Flight MH370 fell very fast out of sky after engine failure, says news analysis
Australian defence scientists who analysed automated signals from missing flight MH370 have revealed that the Malaysia Airlines jet fell very fast — up to 20,000 feet a minute — as it crashed into the Indian Ocean off Western Australia.
As per media reports, the data analysis and manufacturer simulations showed it was likely that the aircraft lost engine power before falling out of the sky at a rate of up to 20,000 feet per minute on March 8, 2014, Xinhua news agency reported.

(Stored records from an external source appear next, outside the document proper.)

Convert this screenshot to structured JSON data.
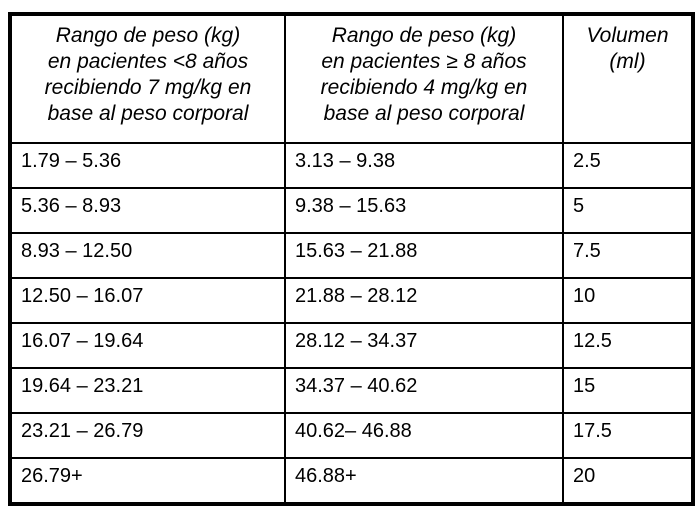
{
  "table": {
    "title_semantic": "pediatric-weight-dose-volume-table",
    "headers": [
      "Rango de peso (kg)\nen pacientes <8 años\nrecibiendo 7 mg/kg en\nbase al peso corporal",
      "Rango de peso (kg)\nen pacientes ≥ 8 años\nrecibiendo 4 mg/kg en\nbase al peso corporal",
      "Volumen\n(ml)"
    ],
    "rows": [
      [
        "1.79 – 5.36",
        "3.13 – 9.38",
        "2.5"
      ],
      [
        "5.36 – 8.93",
        "9.38 – 15.63",
        "5"
      ],
      [
        "8.93 – 12.50",
        "15.63 – 21.88",
        "7.5"
      ],
      [
        "12.50 – 16.07",
        "21.88 – 28.12",
        "10"
      ],
      [
        "16.07 – 19.64",
        "28.12 – 34.37",
        "12.5"
      ],
      [
        "19.64 – 23.21",
        "34.37 – 40.62",
        "15"
      ],
      [
        "23.21 – 26.79",
        "40.62– 46.88",
        "17.5"
      ],
      [
        "26.79+",
        "46.88+",
        "20"
      ]
    ],
    "colors": {
      "border": "#000000",
      "text": "#000000",
      "background": "#ffffff"
    }
  }
}
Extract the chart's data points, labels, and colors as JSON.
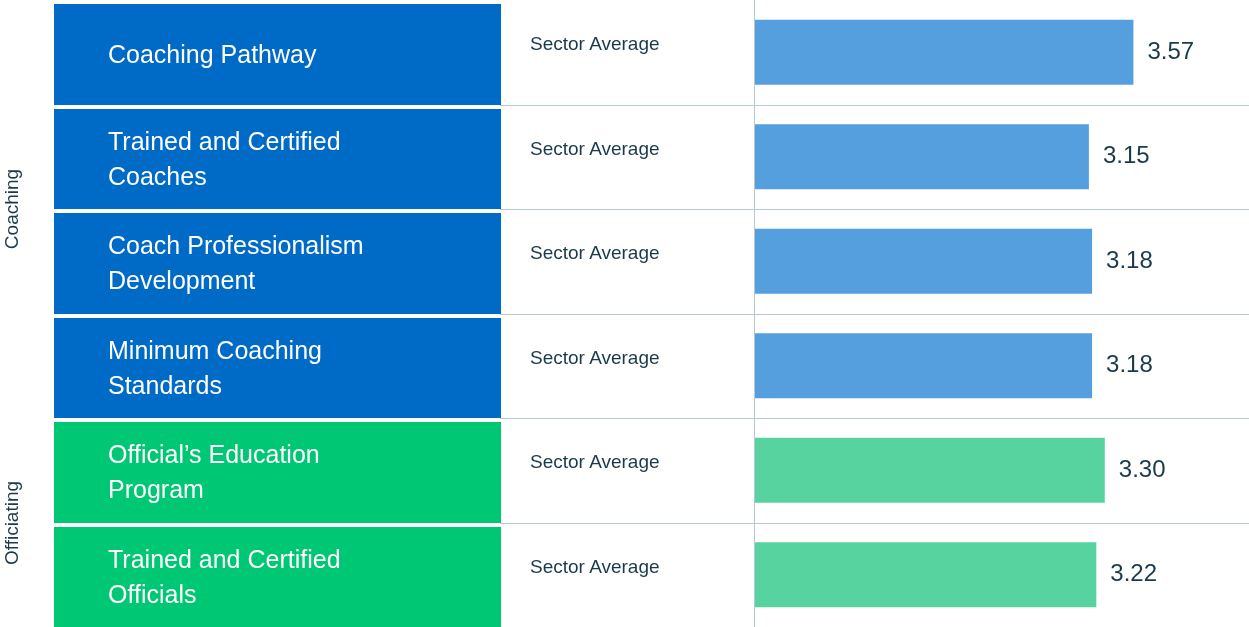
{
  "chart_data": {
    "type": "bar",
    "orientation": "horizontal",
    "categories": [
      "Coaching Pathway",
      "Trained and Certified Coaches",
      "Coach Professionalism Development",
      "Minimum Coaching Standards",
      "Official’s Education Program",
      "Trained and Certified Officials"
    ],
    "values": [
      3.57,
      3.15,
      3.18,
      3.18,
      3.3,
      3.22
    ],
    "value_labels": [
      "3.57",
      "3.15",
      "3.18",
      "3.18",
      "3.30",
      "3.22"
    ],
    "colors": [
      "#569fdf",
      "#569fdf",
      "#569fdf",
      "#569fdf",
      "#57d3a0",
      "#57d3a0"
    ],
    "legend": false,
    "annotations": [
      "Coaching",
      "Officiating",
      "Sector Average",
      "Sector Average",
      "Sector Average",
      "Sector Average",
      "Sector Average",
      "Sector Average"
    ]
  }
}
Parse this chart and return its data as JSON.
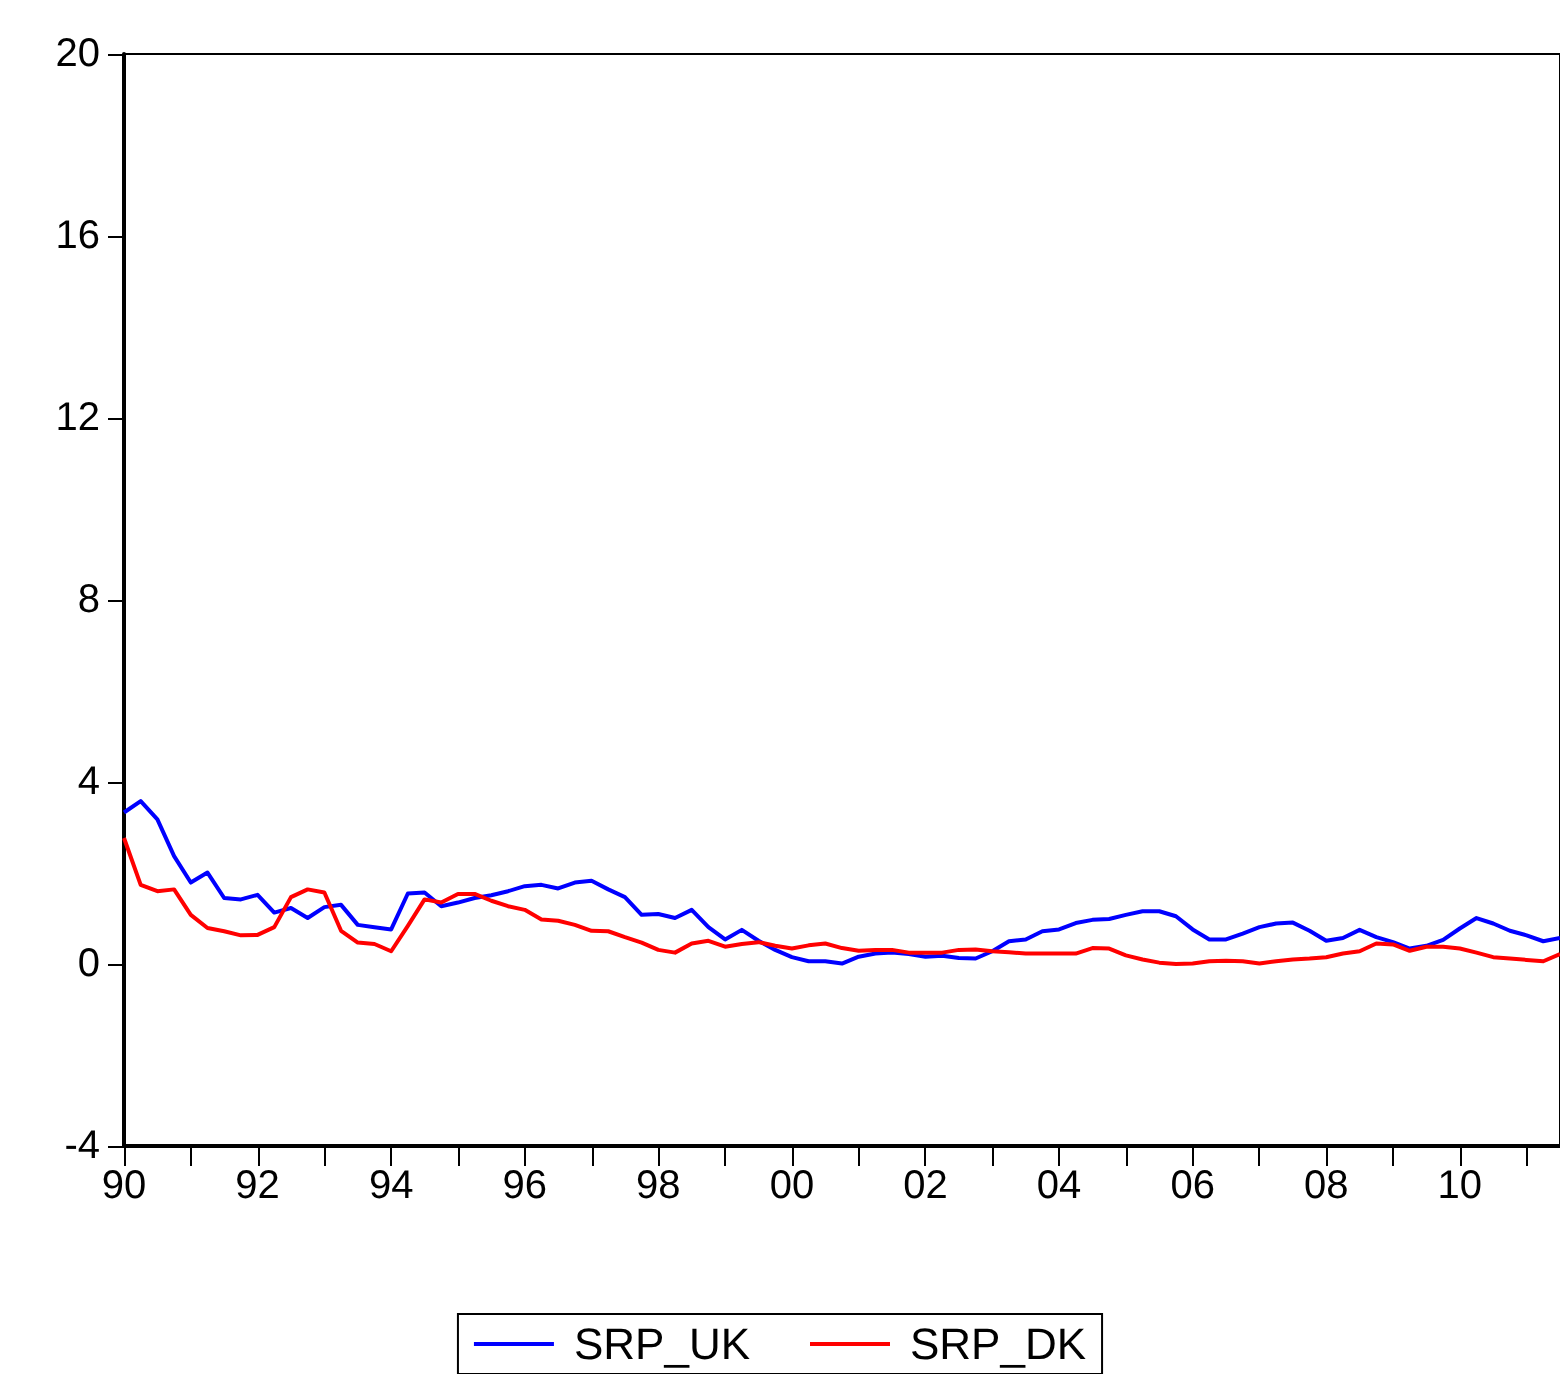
{
  "chart_data": {
    "type": "line",
    "x": [
      1990,
      1990.25,
      1990.5,
      1990.75,
      1991,
      1991.25,
      1991.5,
      1991.75,
      1992,
      1992.25,
      1992.5,
      1992.75,
      1993,
      1993.25,
      1993.5,
      1993.75,
      1994,
      1994.25,
      1994.5,
      1994.75,
      1995,
      1995.25,
      1995.5,
      1995.75,
      1996,
      1996.25,
      1996.5,
      1996.75,
      1997,
      1997.25,
      1997.5,
      1997.75,
      1998,
      1998.25,
      1998.5,
      1998.75,
      1999,
      1999.25,
      1999.5,
      1999.75,
      2000,
      2000.25,
      2000.5,
      2000.75,
      2001,
      2001.25,
      2001.5,
      2001.75,
      2002,
      2002.25,
      2002.5,
      2002.75,
      2003,
      2003.25,
      2003.5,
      2003.75,
      2004,
      2004.25,
      2004.5,
      2004.75,
      2005,
      2005.25,
      2005.5,
      2005.75,
      2006,
      2006.25,
      2006.5,
      2006.75,
      2007,
      2007.25,
      2007.5,
      2007.75,
      2008,
      2008.25,
      2008.5,
      2008.75,
      2009,
      2009.25,
      2009.5,
      2009.75,
      2010,
      2010.25,
      2010.5,
      2010.75,
      2011,
      2011.25,
      2011.5
    ],
    "series": [
      {
        "name": "SRP_UK",
        "color": "#0000ff",
        "values": [
          3.33,
          3.58,
          3.18,
          2.37,
          1.79,
          2.01,
          1.45,
          1.42,
          1.52,
          1.13,
          1.23,
          1.01,
          1.25,
          1.3,
          0.86,
          0.81,
          0.76,
          1.55,
          1.57,
          1.27,
          1.35,
          1.45,
          1.51,
          1.6,
          1.71,
          1.74,
          1.66,
          1.79,
          1.83,
          1.64,
          1.47,
          1.08,
          1.1,
          1.01,
          1.19,
          0.81,
          0.54,
          0.75,
          0.51,
          0.31,
          0.15,
          0.06,
          0.06,
          0.01,
          0.16,
          0.23,
          0.25,
          0.22,
          0.16,
          0.18,
          0.13,
          0.12,
          0.28,
          0.5,
          0.54,
          0.72,
          0.76,
          0.9,
          0.97,
          0.99,
          1.08,
          1.16,
          1.16,
          1.05,
          0.76,
          0.54,
          0.54,
          0.67,
          0.81,
          0.89,
          0.91,
          0.73,
          0.51,
          0.57,
          0.75,
          0.59,
          0.48,
          0.34,
          0.4,
          0.53,
          0.78,
          1.01,
          0.89,
          0.73,
          0.63,
          0.5,
          0.57
        ]
      },
      {
        "name": "SRP_DK",
        "color": "#ff0000",
        "values": [
          2.77,
          1.74,
          1.6,
          1.64,
          1.08,
          0.79,
          0.72,
          0.63,
          0.64,
          0.81,
          1.47,
          1.64,
          1.57,
          0.73,
          0.47,
          0.44,
          0.28,
          0.84,
          1.42,
          1.35,
          1.54,
          1.54,
          1.39,
          1.27,
          1.19,
          0.98,
          0.95,
          0.86,
          0.73,
          0.72,
          0.59,
          0.47,
          0.31,
          0.25,
          0.45,
          0.51,
          0.38,
          0.44,
          0.48,
          0.4,
          0.34,
          0.41,
          0.45,
          0.35,
          0.29,
          0.31,
          0.31,
          0.25,
          0.25,
          0.25,
          0.31,
          0.32,
          0.28,
          0.26,
          0.23,
          0.23,
          0.23,
          0.23,
          0.35,
          0.34,
          0.19,
          0.1,
          0.03,
          0.0,
          0.01,
          0.06,
          0.07,
          0.06,
          0.01,
          0.06,
          0.1,
          0.12,
          0.15,
          0.23,
          0.28,
          0.45,
          0.43,
          0.29,
          0.38,
          0.38,
          0.34,
          0.25,
          0.15,
          0.12,
          0.09,
          0.06,
          0.22
        ]
      }
    ],
    "xlim": [
      1990,
      2011.5
    ],
    "xticks": [
      {
        "value": 1990,
        "label": "90"
      },
      {
        "value": 1991,
        "label": null
      },
      {
        "value": 1992,
        "label": "92"
      },
      {
        "value": 1993,
        "label": null
      },
      {
        "value": 1994,
        "label": "94"
      },
      {
        "value": 1995,
        "label": null
      },
      {
        "value": 1996,
        "label": "96"
      },
      {
        "value": 1997,
        "label": null
      },
      {
        "value": 1998,
        "label": "98"
      },
      {
        "value": 1999,
        "label": null
      },
      {
        "value": 2000,
        "label": "00"
      },
      {
        "value": 2001,
        "label": null
      },
      {
        "value": 2002,
        "label": "02"
      },
      {
        "value": 2003,
        "label": null
      },
      {
        "value": 2004,
        "label": "04"
      },
      {
        "value": 2005,
        "label": null
      },
      {
        "value": 2006,
        "label": "06"
      },
      {
        "value": 2007,
        "label": null
      },
      {
        "value": 2008,
        "label": "08"
      },
      {
        "value": 2009,
        "label": null
      },
      {
        "value": 2010,
        "label": "10"
      },
      {
        "value": 2011,
        "label": null
      }
    ],
    "ylim": [
      -4,
      20
    ],
    "yticks": [
      -4,
      0,
      4,
      8,
      12,
      16,
      20
    ],
    "grid": false,
    "legend": "bottom",
    "marker": "none",
    "line_style": "solid"
  }
}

An aircraft attempting a regular landing--or a crash-landing in water--would descend at a rate of around 20,000 feet per minute, raising doubts over previous predictions that the plane “landed” intact in the water before breaking up, the analysts said.
Australian scientists believed that prior to its final moments, the jet made a number of automated “handshake” signals with satellites on the ground near Perth in Western Australia.
After six of those handshakes, a seventh, out-of-sequence signal came from the jet, indicating engine failure likely from lack of fuel.
The data gives life to the theory that the MH370 fell out of the sky, and did not glide to a final crash-landing spot in the Indian Ocean.
Australian Transport Safety Bureau (ATSB) chief commissioner Greg Hood said the scientists’ analysis of the signals closely matched a flight scenario in which there was no pilot at the controls at the point of impact--in contrast to previous theories about how MH370 went down.
Hood said the signal data meant MH370 likely crashed in the 120,000-square-km search area now being combed by Australian authorities.
If the aircraft had glided to a final resting place--as previous theories had hinted--the plane may have gone down outside of the current search area.
MH370 was a scheduled passenger flight from Kuala Lumpur bound for Beijing. It had 239 passengers and crew on board when it disappeared on March 8, 2014.